One thing to know: seitan is not a complete protein on its own. It’s missing some essential amino acids, so pairing it with other protein sources fills the gap. Adding chickpea flour or soy sauce to the dough during preparation is a common fix, or simply eating seitan alongside beans, lentils, or rice throughout the day does the job.
Where Gluten Hides in Vegan Foods
Beyond bread and seitan, gluten shows up in places you might not expect. Many processed vegan foods rely on gluten as a binding agent or thickener. Veggie burgers, plant-based sausages, and imitation seafood frequently contain wheat-based fillers that hold ingredients together and create a more elastic texture. If you’re vegan and also need to avoid gluten, ingredient labels require close attention.
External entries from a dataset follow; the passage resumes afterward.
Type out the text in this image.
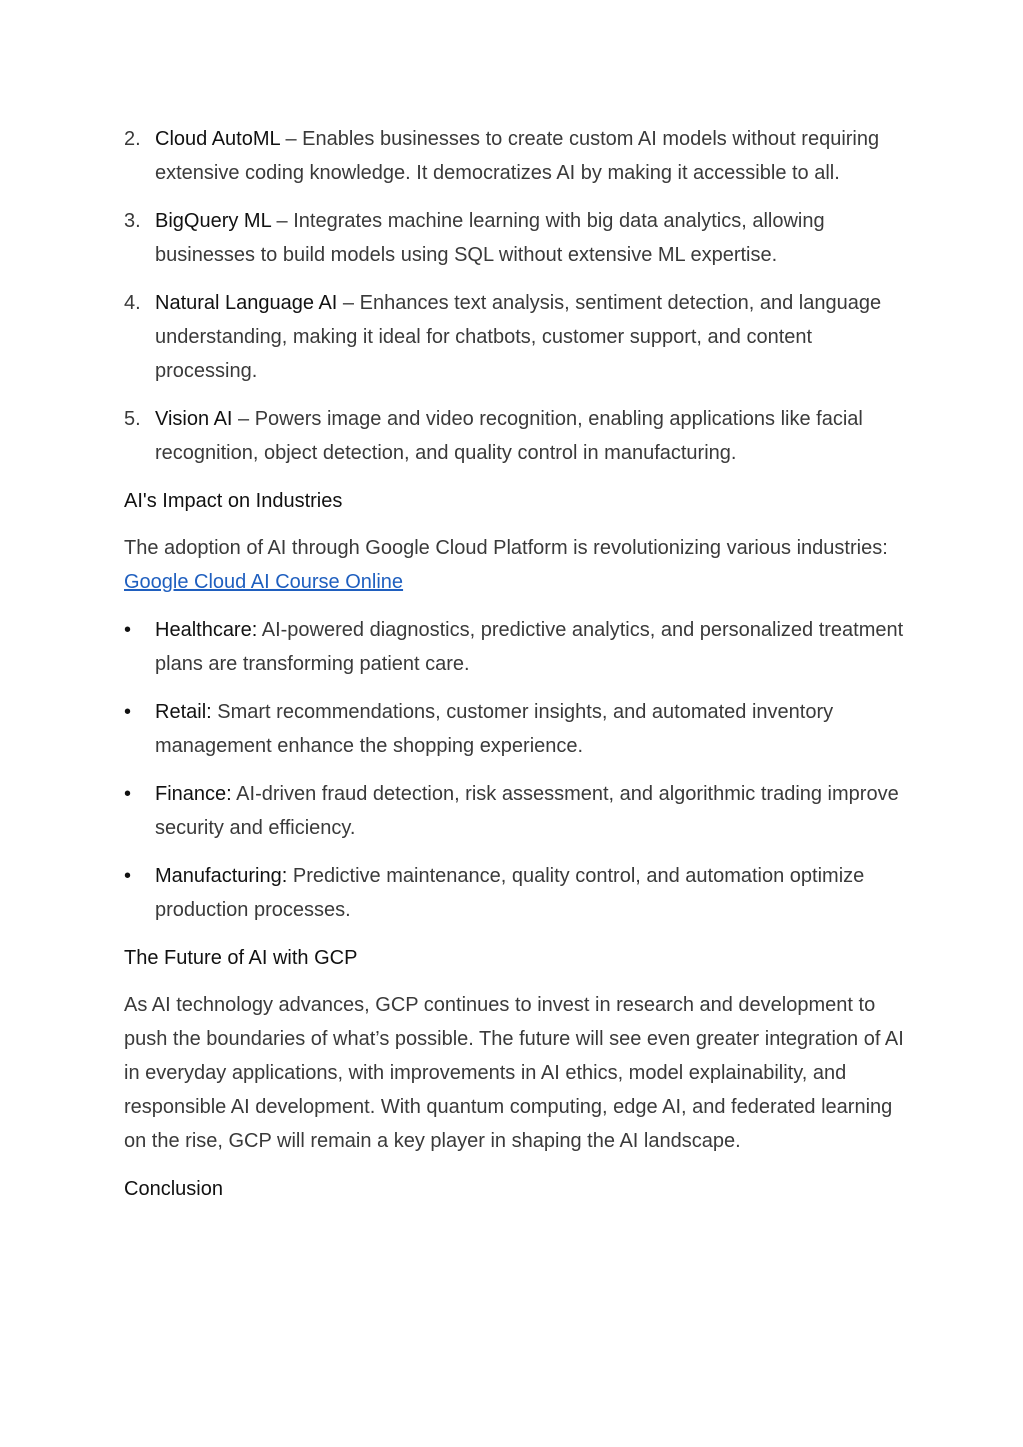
2. Cloud AutoML – Enables businesses to create custom AI models without requiring extensive coding knowledge. It democratizes AI by making it accessible to all.
3. BigQuery ML – Integrates machine learning with big data analytics, allowing businesses to build models using SQL without extensive ML expertise.
4. Natural Language AI – Enhances text analysis, sentiment detection, and language understanding, making it ideal for chatbots, customer support, and content processing.
5. Vision AI – Powers image and video recognition, enabling applications like facial recognition, object detection, and quality control in manufacturing.
AI's Impact on Industries

The adoption of AI through Google Cloud Platform is revolutionizing various industries: Google Cloud AI Course Online

• Healthcare: AI-powered diagnostics, predictive analytics, and personalized treatment plans are transforming patient care.
• Retail: Smart recommendations, customer insights, and automated inventory management enhance the shopping experience.
• Finance: AI-driven fraud detection, risk assessment, and algorithmic trading improve security and efficiency.
• Manufacturing: Predictive maintenance, quality control, and automation optimize production processes.
The Future of AI with GCP

As AI technology advances, GCP continues to invest in research and development to push the boundaries of what’s possible. The future will see even greater integration of AI in everyday applications, with improvements in AI ethics, model explainability, and responsible AI development. With quantum computing, edge AI, and federated learning on the rise, GCP will remain a key player in shaping the AI landscape.

Conclusion
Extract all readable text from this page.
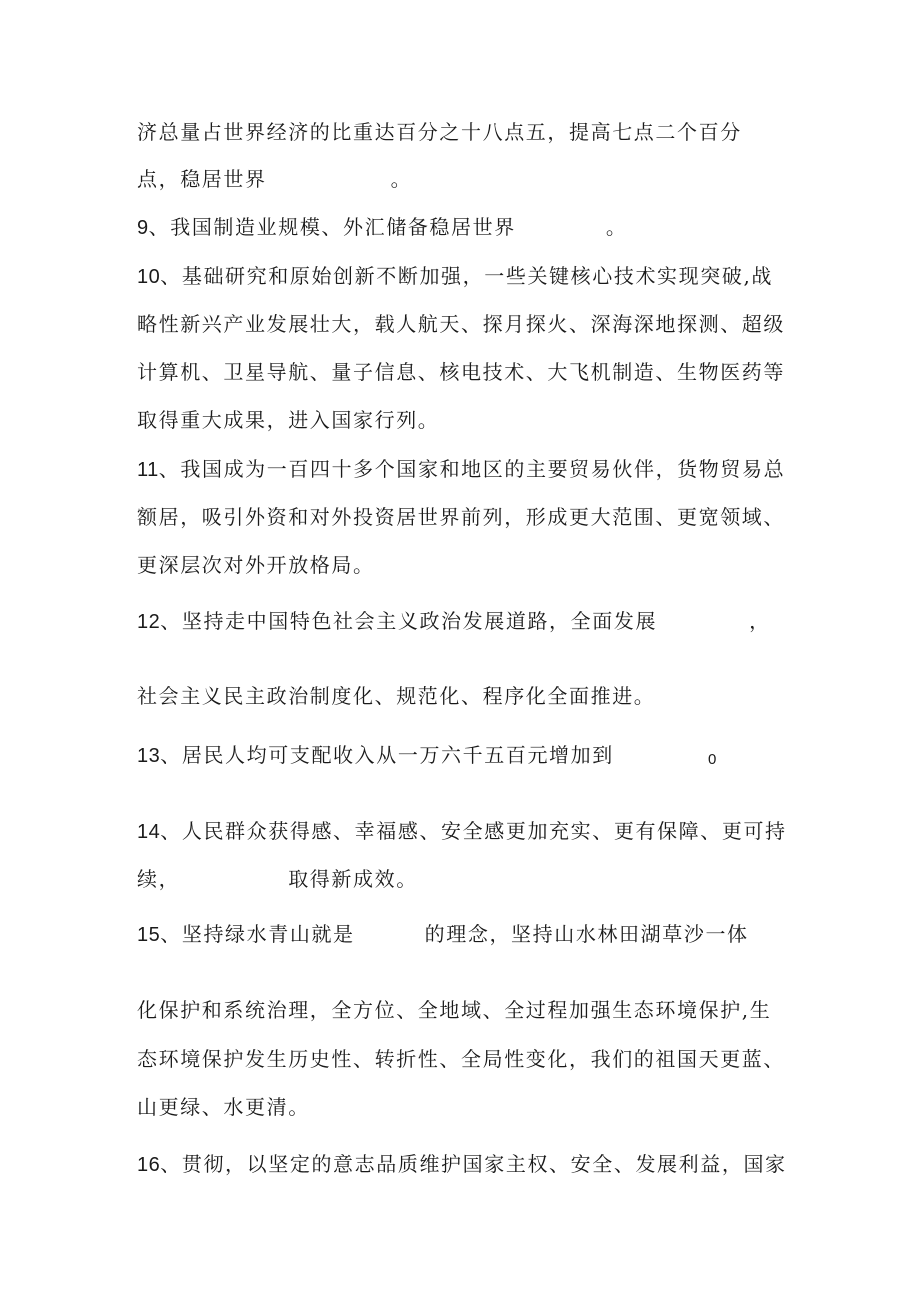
济总量占世界经济的比重达百分之十八点五，提高七点二个百分
点，稳居世界	。
9、我国制造业规模、外汇储备稳居世界	。
10、基础研究和原始创新不断加强，一些关键核心技术实现突破,战
略性新兴产业发展壮大，载人航天、探月探火、深海深地探测、超级
计算机、卫星导航、量子信息、核电技术、大飞机制造、生物医药等
取得重大成果，进入国家行列。
11、我国成为一百四十多个国家和地区的主要贸易伙伴，货物贸易总
额居，吸引外资和对外投资居世界前列，形成更大范围、更宽领域、
更深层次对外开放格局。
12、坚持走中国特色社会主义政治发展道路，全面发展	，
社会主义民主政治制度化、规范化、程序化全面推进。
13、居民人均可支配收入从一万六千五百元增加到	0
14、人民群众获得感、幸福感、安全感更加充实、更有保障、更可持
续，	取得新成效。
15、坚持绿水青山就是	的理念，坚持山水林田湖草沙一体
化保护和系统治理，全方位、全地域、全过程加强生态环境保护,生
态环境保护发生历史性、转折性、全局性变化，我们的祖国天更蓝、
山更绿、水更清。
16、贯彻，以坚定的意志品质维护国家主权、安全、发展利益，国家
Some other common sources:
- Soy sauce is made with wheat. Tamari is the gluten-free alternative.
- Miso may be made with barley, depending on the variety.
- Salad dressings often contain gluten-based thickeners.
- Soups and broths sometimes use flour as a thickening agent, even in bouillon cubes.
- Beer is typically brewed from barley, which is about 75% gluten by protein content. Most conventional beers contain measurable gluten, though some are processed to reduce levels below the 20 parts per million threshold required for a “gluten-free” label.
Ingredients like modified food starch, hydrolyzed vegetable protein, textured vegetable protein, maltodextrin, malt extract, and brown rice syrup can all signal hidden gluten in a product that isn’t labeled gluten-free.
When a Vegan Would Avoid Gluten
About 1% of the global population has celiac disease, an autoimmune condition where gluten triggers damage to the small intestine. Others experience non-celiac gluten sensitivity, with symptoms like bloating, fatigue, and digestive discomfort after eating wheat-based foods. For vegans in either group, cutting out gluten means losing a significant protein source in seitan and navigating a much narrower range of processed plant-based foods.
In the U.S., the FDA requires any food labeled “gluten-free” to contain fewer than 20 parts per million of gluten. That threshold applies regardless of whether the food is vegan, and it’s the number to look for on packaging if you’re managing both dietary choices simultaneously.
Gluten-Free Grains That Are Also Vegan
If you’re combining a vegan diet with a gluten-free requirement, the list of available whole grains and starches is still substantial. Quinoa, rice, buckwheat, millet, amaranth, sorghum, teff, corn, and oats (certified gluten-free) all work. Cassava, tapioca, arrowroot, and various nut flours round out the options for baking and cooking.
Oats deserve a special note. They’re naturally gluten-free, but conventional oats carry a well-documented risk of cross-contamination. Oat fields are often rotated with wheat, barley, or rye crops, and shared harvesting equipment can introduce gluten. Only oats specifically labeled “gluten-free” have been processed in dedicated facilities that prevent this contamination.
Nutritional Trade-Offs of Going Gluten-Free and Vegan
Combining a vegan diet with gluten avoidance narrows your food choices enough that certain nutrients need deliberate attention. Research published in PubMed Central found that gluten-free diets tend to be lower in protein, iron, zinc, selenium, B vitamins (including B12, folate, niacin, riboflavin, and thiamin), and fiber. A standard vegan diet already requires planning around some of these same nutrients, particularly B12 and iron, so stacking both restrictions amplifies the challenge.
The practical solution is building meals around naturally gluten-free whole grains like quinoa and buckwheat, which are more nutrient-dense than many refined gluten-free products. Gluten-free packaged foods, including breads and pastas made from rice or tapioca starch, often lack the fortification that wheat-based versions provide. Relying on whole foods rather than processed substitutes closes most of the nutritional gaps.